I pedaled and Lucas bounded along beside me, occasionally busting out into a low-key parkour move. His body deftly pitched around streetlights and trash bins.

“Hey, how’re you dealing with it?” I asked him. “Losing Gram?”

“Freedom’s on the march,” Lucas replied. “Seriously? Aching, but mending. All the signs were there, Z. I just didn’t want to see ’em. But when she died, the pieces finally clicked into place, like Lego bricks. Click. She’s gone. Click. We’re still here. Click. We mourn, we move on.”

“That’s pretty damned insightful of you,” I said.

“That reminds me. Hang on a sec.”

Lucas removed his green backpack and opened it. He closed one eye, concentrating, as his hand dove into the pack. He looked like he was about to pull a rabbit from a hat. I grinned.

“Thought you’d want to see these,” he said, passing me a cardboard box. “These were Gram’s family pictures, going way back. There’re some docs in there, too. I scanned some of ’em for the multimedia slideshow at the memorial.”
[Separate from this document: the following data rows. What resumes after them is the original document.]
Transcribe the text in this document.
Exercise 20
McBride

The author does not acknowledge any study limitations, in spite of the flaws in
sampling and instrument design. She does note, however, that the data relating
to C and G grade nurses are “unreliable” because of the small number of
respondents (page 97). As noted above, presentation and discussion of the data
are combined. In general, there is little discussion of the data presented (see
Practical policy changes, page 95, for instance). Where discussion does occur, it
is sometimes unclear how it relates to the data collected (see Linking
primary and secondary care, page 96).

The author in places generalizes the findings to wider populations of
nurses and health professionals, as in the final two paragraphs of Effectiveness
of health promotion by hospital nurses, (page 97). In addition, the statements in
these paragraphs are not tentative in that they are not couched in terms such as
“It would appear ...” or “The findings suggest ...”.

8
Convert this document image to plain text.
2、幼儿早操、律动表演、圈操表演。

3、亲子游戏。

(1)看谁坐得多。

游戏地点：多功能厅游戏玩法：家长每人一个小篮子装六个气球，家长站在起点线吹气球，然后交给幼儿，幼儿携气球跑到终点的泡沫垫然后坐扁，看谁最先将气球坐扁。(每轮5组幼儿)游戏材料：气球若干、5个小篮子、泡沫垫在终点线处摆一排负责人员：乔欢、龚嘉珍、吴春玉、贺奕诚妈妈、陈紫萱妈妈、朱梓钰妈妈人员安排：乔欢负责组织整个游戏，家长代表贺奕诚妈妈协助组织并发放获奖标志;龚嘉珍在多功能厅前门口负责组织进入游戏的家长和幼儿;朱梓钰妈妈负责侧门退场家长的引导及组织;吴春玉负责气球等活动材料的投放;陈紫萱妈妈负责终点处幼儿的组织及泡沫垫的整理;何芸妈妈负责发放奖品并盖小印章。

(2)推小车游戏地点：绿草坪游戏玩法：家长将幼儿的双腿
“There’s not going to be a dry eye in the house, is there?” I asked.

“Nope.”

We stood there, smiling and thinking of her. It was an uncomplicated moment. Nice.

And despite what was still to come that night—the funeral home, my screaming father and the lunatic stranger, the folded slip of paper that would be pressed into my sweating palms—I can honestly say that this moment with my brother was the last time I’ve remembered feeling carefree.

The rest has been darkness and madness and terrible.